The International Consortium on Agricultural Biotechnology Research (ICABR)


Regulations and Market Segregation of Biotech Crops: Implications for Global Agricultural Trade

Aziz Elbehri,
Economic Research Service,

Thomas Hertel,
Center for Global Analysis Project,
Purdue University

William Lin
Economic Research Service,

This research presents a modeling framework to examine the implications for the emerging global trade patterns resulting from biotechnology-driven market segmentation. The spread of biotechnology has introduced an important new dimension along which consumers can be distinguished – namely their sensitivity to the biotech food products. This has given rise to government biotech regulations including labeling. Depending on how these regulations are implemented, they could potentially become instruments of trade restriction. The private sector has responded to this new environment by initiating demand-driven product segmentation through private labeling and certification. These developments could fundamentally transform the long-standing commodity-based trade system into segmented markets.

The extent to which market segmentation, including identity preservation (IP) will develop depends on the magnitude of segregation costs and the incidence of these costs along the production-processing-consumption chain. The incidence of IP costs depends on the ability of economic agents to substitute away from these products. Consumers with an inelastic demand are likely to get stuck with a significant portion of the costs, as are firms facing very elastic market demand. Should the biotech crops become the majority grown, they become the norm while the non-biotech varieties will become a niche market grown only if purchasers are willing to pay a premium price that covers the additional IP costs.

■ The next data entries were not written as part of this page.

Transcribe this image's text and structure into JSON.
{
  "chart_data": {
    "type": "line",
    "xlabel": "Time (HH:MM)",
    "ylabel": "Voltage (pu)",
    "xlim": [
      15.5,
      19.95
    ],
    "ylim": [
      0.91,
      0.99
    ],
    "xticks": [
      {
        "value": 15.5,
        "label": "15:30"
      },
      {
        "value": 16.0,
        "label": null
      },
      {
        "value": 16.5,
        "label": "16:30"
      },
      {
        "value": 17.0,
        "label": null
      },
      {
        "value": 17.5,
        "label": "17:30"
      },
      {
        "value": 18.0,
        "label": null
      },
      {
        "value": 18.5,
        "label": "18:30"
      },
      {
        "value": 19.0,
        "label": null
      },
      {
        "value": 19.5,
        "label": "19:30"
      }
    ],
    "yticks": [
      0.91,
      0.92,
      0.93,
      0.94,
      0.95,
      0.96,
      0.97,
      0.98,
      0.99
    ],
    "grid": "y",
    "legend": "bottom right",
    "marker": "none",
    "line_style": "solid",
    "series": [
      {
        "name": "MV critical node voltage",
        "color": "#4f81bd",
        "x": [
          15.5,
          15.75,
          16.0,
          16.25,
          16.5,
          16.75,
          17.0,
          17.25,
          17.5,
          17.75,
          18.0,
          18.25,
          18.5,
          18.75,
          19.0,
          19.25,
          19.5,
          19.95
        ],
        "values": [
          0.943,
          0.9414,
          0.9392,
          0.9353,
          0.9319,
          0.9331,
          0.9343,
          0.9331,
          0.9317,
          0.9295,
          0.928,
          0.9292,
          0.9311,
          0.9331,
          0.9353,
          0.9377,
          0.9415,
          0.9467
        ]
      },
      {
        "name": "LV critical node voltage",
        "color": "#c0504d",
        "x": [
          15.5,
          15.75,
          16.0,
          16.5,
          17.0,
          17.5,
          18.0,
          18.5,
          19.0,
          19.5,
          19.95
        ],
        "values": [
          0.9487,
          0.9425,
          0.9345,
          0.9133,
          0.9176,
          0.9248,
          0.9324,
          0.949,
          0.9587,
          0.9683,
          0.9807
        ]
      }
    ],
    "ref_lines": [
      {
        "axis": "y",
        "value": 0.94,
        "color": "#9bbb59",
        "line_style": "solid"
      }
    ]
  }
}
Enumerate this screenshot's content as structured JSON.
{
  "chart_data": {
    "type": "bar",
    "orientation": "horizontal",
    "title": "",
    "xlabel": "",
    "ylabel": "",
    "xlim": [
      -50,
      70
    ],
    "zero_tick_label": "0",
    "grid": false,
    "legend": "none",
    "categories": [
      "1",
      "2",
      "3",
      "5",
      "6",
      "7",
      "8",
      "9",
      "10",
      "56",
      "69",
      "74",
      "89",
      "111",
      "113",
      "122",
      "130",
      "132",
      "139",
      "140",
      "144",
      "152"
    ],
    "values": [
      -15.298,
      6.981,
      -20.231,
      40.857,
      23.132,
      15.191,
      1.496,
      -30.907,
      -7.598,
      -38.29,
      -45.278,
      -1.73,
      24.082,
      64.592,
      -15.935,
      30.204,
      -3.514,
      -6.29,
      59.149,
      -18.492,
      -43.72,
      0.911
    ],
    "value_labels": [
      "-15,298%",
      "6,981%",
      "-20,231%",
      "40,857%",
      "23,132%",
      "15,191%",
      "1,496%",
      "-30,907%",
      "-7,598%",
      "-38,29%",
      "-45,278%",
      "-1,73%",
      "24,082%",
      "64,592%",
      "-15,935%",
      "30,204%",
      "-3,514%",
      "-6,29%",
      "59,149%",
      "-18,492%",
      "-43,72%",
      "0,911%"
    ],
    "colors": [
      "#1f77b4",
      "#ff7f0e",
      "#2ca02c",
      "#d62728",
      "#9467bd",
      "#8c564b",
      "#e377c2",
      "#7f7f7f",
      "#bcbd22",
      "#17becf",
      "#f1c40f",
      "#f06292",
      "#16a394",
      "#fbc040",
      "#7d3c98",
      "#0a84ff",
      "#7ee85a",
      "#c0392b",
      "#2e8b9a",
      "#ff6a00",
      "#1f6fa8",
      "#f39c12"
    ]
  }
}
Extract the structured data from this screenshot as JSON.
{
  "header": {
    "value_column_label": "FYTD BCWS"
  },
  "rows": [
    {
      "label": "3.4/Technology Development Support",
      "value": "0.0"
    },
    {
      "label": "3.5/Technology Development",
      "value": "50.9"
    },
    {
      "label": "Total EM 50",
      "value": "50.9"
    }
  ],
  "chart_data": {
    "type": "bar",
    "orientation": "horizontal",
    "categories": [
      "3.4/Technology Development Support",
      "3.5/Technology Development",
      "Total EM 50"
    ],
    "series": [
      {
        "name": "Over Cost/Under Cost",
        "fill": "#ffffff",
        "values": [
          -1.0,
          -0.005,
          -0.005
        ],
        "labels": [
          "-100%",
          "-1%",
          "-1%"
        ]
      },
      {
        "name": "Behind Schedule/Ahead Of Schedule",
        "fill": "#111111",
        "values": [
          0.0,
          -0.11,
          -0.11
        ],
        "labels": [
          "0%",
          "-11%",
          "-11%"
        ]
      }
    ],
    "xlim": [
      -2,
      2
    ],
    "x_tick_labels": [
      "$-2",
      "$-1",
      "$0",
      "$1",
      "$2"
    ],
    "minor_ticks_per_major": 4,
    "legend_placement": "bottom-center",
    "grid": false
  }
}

The prospects of bifurcated, segregated commodity markets imply that traditional trade patterns are likely to be transformed in a way that cannot be determined a priori. The demand-side forces stemming from heterogeneous consumer preferences imply that the sourcing of grain imports might change in order to meet importers’ biotech requirements. On the supply side, biotech-enhanced crops may fundamentally change production structure either by allowing the growth of crops in new areas or by improving yields in existing growing areas. This in turn would significantly affect the net trade position for a particular country, meaning that some net importing countries may turn out to be self-sufficient or even become exporters. Likewise, local opposition to biotech crops may prevent some grain exporting countries (e.g., the European Union) from supplying their traditional markets, which may in turn shift their imports to lower-priced biotech grains.

This paper describes an empirical multi-country, multi-sector model of global trade and production that has been specifically constructed to examine the trade effects of biotech regulation and market segmentation. The model features product differentiation based on country of origin as well as a sector level differentiation between biotech and non-biotech varieties, which substitute imperfectly in consumption. The model is employed to analyze the trade and welfare effects of heterogeneity in biotech acceptance among markets, differential adoption of bio-technology between countries, and potential regional specialization induced by segregation costs. Empirical results are based on a three-region, three-commodity version of this model with particular emphasis on one product, soybeans imported into the Japanese market. Given the uncertainty about key parameters (e.g., elasticity of substitution between biotech and non-biotech soybeans), empirical results are presented in the form of a distribution of outcomes (mean and standard deviation) based on formal systematic sensitivity analysis.